Politicians love investment. Partly it is the visual appeal: hard hats and construction projects make a great metaphor to illustrate how they will rebuild the country; a new science campus demonstrates the possibilities of the future; bridges and trains show how they are reconnecting a disjointed people. But the veneration of investment is a trap that many of us fall into: seeing it as the good kind of spending while consumption, its larger but less-loved brother, is unsustainable and unproductive. This perception, with its whiff of puritanism, is a mistake. A potential consumer-driven recovery from the pandemic is nothing to wring our hands about.
Economists separate spending into two rough categories: investment and consumption. In this context investment does not mean buying financial assets but producing real ones — everything from constructing office blocks and oil rigs to designing a new user interface for a mobile app. These are all goods and services used in production and so the idea is that having more should, eventually, make a country richer. Consumption is everything else, from food to furniture. Its purpose, beyond the necessities, is to make our lives better in the here and now.
The concern is that for all the enjoyment it provides, excess consumption means that societies are “eating the seed corn”, as the saying goes, failing to put aside resources that will maintain living standards into the future. Infrastructure spending or tax breaks that aim to boost investment are an easier sell as a route out of recession than stimulus cheques, which could be spent on frivolities.
However, the two categories of spending lump together the good and the bad. Investing in a redesigned corporate headquarters can be as self-indulgent as consuming a Michelin-star tasting menu. The British government’s planned royal yacht is unlikely to boost productive capacity. Consumption, on the other hand, includes health and education alongside entertainment. Vaccines may be “consumed” when they are jabbed into arms, but they are still a downpayment on the future.
China’s recovery from the coronavirus pandemic has focused on boosting investment and industrial production, putting the long-mooted “rebalancing” towards consumption on hold. The investment-led growth model has served China well so far, as it has for so many countries going through industrial revolutions. Higher living standards, for many poorer countries, follows higher investment as the increase in the capital stock gradually improves productivity and wages.
But capital spending quickly runs into diminishing returns, since there are only so many steel furnaces and housing projects that a country needs. At that point, growing the economy becomes more about improving productivity. Investment is still essential — to keep up with technology or to replace equipment — but alone it will not lead to a stronger economy. It is no longer about adding to the stock of seed corn but coming up with higher-yielding varieties or better farming techniques.

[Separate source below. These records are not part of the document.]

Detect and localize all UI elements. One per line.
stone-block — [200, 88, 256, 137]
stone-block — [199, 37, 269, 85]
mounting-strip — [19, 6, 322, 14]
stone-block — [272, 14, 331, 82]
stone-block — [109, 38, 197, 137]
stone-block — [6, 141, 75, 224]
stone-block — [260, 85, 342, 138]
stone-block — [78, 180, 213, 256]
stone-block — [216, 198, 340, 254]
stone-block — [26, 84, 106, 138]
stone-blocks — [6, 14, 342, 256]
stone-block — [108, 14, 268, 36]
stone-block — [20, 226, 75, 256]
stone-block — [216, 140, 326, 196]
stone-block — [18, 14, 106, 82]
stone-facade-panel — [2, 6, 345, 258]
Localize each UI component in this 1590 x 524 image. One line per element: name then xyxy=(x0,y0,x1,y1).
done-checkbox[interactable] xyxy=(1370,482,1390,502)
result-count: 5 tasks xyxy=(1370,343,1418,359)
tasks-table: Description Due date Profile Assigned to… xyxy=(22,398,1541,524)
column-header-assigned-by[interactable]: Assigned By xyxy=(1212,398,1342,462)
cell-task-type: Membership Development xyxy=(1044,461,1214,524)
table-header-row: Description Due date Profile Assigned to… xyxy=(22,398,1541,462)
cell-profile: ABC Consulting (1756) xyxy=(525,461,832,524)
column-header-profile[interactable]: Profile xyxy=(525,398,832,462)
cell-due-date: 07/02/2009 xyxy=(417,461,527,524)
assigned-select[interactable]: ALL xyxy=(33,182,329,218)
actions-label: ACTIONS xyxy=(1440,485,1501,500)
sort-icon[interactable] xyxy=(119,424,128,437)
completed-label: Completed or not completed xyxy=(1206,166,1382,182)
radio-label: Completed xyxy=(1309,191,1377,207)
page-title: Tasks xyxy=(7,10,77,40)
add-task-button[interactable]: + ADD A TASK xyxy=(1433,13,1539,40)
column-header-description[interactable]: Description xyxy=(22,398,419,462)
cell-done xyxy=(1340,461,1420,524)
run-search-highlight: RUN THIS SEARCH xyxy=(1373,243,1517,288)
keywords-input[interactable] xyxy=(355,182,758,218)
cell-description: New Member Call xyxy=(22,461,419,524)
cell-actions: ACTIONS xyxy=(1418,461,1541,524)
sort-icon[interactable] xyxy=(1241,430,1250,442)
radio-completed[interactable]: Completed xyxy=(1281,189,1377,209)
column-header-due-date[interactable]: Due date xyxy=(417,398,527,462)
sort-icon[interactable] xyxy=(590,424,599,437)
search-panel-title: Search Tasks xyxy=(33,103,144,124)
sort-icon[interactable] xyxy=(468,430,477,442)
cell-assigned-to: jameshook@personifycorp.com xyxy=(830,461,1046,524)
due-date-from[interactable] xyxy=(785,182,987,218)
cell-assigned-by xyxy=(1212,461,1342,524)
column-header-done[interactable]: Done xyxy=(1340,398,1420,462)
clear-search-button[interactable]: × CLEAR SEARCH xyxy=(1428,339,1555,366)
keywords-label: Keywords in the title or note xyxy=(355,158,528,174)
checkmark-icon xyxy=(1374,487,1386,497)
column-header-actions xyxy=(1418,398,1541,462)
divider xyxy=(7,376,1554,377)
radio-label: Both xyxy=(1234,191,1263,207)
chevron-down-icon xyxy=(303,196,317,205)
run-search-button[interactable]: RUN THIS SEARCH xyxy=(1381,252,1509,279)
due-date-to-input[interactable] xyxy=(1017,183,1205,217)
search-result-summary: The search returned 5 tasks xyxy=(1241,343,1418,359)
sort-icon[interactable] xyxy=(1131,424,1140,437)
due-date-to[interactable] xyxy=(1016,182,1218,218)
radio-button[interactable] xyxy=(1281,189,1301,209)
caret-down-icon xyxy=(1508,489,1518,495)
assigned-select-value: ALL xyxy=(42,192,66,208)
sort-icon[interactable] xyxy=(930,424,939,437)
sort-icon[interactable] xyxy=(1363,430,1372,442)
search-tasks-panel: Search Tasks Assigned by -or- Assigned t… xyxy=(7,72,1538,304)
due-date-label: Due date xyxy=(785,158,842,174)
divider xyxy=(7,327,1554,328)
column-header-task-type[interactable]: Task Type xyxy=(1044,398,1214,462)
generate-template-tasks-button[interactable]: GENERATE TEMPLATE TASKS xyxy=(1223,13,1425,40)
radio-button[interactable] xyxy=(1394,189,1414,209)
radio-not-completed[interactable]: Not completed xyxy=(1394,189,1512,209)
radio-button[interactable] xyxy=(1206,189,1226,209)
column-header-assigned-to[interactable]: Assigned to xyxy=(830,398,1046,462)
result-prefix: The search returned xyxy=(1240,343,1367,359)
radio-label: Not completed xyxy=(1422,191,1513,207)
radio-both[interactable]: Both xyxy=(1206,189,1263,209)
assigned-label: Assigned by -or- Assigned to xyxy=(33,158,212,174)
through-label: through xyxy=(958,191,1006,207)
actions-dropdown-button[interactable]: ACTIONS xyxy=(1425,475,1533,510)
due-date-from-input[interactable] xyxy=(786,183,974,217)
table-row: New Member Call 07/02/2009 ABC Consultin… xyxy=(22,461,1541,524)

While there are specific problems that could be solved through targeted investment — Britain’s poor quality and expensive housing, Germany’s lack of fibre broadband, America’s mouldering bridges, the need to reduce carbon emissions everywhere — post-industrial rich countries are now at the point where more capital per worker will not do as much to boost growth as it used to. Among the G7 group of big advanced economies, there is little apparent correlation between overall investment and economic outcomes: the relatively slow-growing Japan tops the table, spending 25 per cent of its national income on capital, while Britain, similarly a laggard in terms of growth, comes bottom with 17 per cent.
Britain’s capital-light economic model, reflecting the high share of services in the economy, offers an advantage. According to Eurostat, the average Briton consumed about the same in 2019 as the average Finn, despite the fact that Finland’s national income per head was 6.7 per cent higher. Spending less on equipping factories means the average Brit spends more on recreation and hospitality. Higher consumer demand can increase productivity. As an Institute for Government report points out, London’s restaurants are likely to have “higher productivity” than those in the rest of the country because they have more customers, not better managers.
As Adam Smith said in The Wealth of Nations, the sole reason we produce anything is to consume. It is a sign of a successful economy if it provides the material conditions for a good life: the point of putting aside seed corn is that you can eventually eat what you grow.